Ms Conteh was a car park attendant at a residential development in Southwark. Her employer was the contractor to the development owner. She was not supposed to allow anyone to leave the car park without paying unless their tickets had been validated. When she was approached by someone who did not have a validated ticket she told her that she could not leave. She was subject to significant racial abuse the following day. She complained to her manager who spoke to the third party employees who denied any abuse. He reviewed the CCTV coverage but did not believe it was strong enough to prove the racial harassment allegations. As Parking Partners had no authority to take action against the third parties they instructed Ms Conteh that she should allow all the third party’s staff to leave the car park without paying regardless of whether or not their ticket has been validated in order not to rock the boat.
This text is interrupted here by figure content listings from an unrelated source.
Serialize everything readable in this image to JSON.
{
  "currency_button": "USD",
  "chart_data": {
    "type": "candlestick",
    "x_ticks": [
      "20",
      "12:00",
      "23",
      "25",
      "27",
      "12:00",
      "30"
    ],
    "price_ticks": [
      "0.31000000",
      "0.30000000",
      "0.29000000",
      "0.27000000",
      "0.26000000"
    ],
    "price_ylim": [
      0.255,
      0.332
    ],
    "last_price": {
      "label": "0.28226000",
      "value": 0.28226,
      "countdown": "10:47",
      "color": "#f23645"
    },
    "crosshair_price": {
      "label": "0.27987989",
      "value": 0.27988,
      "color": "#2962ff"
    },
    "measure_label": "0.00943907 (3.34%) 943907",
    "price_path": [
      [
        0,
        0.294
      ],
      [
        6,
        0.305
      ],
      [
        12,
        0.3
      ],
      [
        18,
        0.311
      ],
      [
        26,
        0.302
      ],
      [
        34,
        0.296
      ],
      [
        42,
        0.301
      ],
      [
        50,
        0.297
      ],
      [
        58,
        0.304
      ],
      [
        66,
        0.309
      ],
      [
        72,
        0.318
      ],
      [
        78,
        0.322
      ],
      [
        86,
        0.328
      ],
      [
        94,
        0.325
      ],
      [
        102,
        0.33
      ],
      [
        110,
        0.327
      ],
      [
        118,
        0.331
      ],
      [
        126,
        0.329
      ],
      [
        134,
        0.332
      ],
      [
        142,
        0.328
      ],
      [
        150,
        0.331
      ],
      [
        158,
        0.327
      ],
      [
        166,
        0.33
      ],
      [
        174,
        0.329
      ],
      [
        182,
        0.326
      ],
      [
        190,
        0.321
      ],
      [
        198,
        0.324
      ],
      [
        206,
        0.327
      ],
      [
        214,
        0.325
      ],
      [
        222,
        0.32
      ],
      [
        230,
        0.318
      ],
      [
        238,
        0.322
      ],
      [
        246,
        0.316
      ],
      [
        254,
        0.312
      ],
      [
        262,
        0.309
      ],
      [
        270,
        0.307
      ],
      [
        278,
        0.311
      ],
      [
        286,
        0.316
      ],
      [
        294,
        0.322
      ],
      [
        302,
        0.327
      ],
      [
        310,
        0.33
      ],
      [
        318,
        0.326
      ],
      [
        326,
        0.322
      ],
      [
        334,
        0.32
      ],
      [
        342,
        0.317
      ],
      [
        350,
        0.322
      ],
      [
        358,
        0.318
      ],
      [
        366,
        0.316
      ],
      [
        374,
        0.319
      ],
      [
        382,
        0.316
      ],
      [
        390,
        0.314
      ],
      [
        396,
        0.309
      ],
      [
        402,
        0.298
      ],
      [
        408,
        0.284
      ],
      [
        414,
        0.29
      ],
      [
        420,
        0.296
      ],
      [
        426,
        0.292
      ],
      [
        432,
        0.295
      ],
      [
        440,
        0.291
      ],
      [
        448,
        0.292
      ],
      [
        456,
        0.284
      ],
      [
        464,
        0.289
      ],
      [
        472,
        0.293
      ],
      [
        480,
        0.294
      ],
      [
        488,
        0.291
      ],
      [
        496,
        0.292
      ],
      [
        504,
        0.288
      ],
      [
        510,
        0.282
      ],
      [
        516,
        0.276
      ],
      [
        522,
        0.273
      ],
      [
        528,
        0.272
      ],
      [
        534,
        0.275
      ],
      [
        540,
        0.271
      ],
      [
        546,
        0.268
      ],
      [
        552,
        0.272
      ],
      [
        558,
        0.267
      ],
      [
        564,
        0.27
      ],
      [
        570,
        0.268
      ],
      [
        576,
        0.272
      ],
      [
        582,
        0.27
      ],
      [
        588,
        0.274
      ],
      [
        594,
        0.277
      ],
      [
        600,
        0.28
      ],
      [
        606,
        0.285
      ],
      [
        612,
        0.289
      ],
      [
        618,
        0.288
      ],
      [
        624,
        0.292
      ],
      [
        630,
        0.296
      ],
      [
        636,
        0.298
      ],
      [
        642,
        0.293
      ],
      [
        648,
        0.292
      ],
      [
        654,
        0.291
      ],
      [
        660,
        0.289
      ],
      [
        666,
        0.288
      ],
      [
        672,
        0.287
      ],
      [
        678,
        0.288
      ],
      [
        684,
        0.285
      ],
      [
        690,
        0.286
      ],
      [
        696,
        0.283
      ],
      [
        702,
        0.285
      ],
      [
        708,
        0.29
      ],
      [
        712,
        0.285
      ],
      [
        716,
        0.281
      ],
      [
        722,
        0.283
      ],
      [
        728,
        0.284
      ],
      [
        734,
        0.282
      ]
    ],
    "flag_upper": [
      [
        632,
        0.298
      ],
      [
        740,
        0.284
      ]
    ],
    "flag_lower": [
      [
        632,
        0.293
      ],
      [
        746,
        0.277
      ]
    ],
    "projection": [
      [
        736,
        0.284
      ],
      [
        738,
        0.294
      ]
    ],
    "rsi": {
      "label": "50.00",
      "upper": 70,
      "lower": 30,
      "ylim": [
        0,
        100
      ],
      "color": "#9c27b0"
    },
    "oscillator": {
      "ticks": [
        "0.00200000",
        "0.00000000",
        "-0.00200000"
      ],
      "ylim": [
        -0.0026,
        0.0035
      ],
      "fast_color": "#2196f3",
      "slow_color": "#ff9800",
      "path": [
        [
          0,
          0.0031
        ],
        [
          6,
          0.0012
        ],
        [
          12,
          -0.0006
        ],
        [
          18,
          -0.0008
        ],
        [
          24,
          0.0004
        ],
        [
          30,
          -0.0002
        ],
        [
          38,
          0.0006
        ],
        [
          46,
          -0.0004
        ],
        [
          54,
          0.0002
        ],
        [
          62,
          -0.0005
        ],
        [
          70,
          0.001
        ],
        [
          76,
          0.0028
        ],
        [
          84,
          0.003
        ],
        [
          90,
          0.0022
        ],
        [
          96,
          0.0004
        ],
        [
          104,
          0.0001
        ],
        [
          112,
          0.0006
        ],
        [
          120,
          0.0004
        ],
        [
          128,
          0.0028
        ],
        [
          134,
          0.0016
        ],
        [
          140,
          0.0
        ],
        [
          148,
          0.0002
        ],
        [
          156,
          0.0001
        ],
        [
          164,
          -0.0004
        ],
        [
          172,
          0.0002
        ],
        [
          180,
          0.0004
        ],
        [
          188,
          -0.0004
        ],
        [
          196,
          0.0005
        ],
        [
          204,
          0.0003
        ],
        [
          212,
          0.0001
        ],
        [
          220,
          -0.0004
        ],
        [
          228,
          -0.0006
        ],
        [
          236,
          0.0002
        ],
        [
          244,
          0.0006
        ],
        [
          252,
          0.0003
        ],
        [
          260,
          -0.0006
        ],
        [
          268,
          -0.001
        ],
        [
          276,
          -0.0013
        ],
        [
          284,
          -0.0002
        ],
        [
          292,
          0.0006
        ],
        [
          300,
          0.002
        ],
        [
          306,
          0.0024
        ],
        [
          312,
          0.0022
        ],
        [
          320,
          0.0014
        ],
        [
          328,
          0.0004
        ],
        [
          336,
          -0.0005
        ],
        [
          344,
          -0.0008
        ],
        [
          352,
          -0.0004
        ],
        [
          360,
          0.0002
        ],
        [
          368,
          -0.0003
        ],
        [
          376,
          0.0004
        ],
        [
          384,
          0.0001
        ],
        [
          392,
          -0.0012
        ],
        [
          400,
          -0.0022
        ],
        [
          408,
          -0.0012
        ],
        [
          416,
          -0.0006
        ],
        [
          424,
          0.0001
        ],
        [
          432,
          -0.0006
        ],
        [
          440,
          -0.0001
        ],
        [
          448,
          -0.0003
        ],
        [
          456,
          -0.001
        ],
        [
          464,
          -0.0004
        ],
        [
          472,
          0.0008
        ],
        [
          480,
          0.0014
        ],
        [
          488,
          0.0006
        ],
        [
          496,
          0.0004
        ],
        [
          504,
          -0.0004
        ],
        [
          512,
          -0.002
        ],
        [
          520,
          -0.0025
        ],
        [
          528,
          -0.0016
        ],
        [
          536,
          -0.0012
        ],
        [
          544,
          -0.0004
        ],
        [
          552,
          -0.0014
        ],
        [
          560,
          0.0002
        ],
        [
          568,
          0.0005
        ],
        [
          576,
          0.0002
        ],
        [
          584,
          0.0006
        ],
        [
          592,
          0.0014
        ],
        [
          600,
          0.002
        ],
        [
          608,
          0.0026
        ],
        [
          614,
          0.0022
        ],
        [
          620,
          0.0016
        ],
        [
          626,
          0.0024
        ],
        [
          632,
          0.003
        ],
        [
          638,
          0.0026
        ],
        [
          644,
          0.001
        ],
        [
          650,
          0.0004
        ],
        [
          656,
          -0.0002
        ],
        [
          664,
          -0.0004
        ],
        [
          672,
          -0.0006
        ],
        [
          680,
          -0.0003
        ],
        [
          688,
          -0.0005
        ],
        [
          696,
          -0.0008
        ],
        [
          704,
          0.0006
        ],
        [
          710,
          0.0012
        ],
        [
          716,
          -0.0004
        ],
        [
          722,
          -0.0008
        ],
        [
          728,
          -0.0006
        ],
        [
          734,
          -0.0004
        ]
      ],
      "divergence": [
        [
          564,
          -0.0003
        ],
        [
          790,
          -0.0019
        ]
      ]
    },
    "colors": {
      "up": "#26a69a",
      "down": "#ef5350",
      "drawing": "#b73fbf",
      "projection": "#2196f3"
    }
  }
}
Ms Conteh then brought tribunal claims under the Race Relations Act 1976 against Parking Partners for direct race discrimination and harassment but was unsuccessful. It was held that its inaction did not create the hostile environment nor make matters worse and this was not on the grounds of her race. Parking Partners would have acted the same way regardless of the race of the member of staff who complained so she had not been treated less favourably.
Key point: The decision is surprising and shows how difficult it is for an employee to succeed with discrimination or harassment claims arising from the conduct of others. The Equality Act 2010 may not have assisted her either had the Act been in force at the time.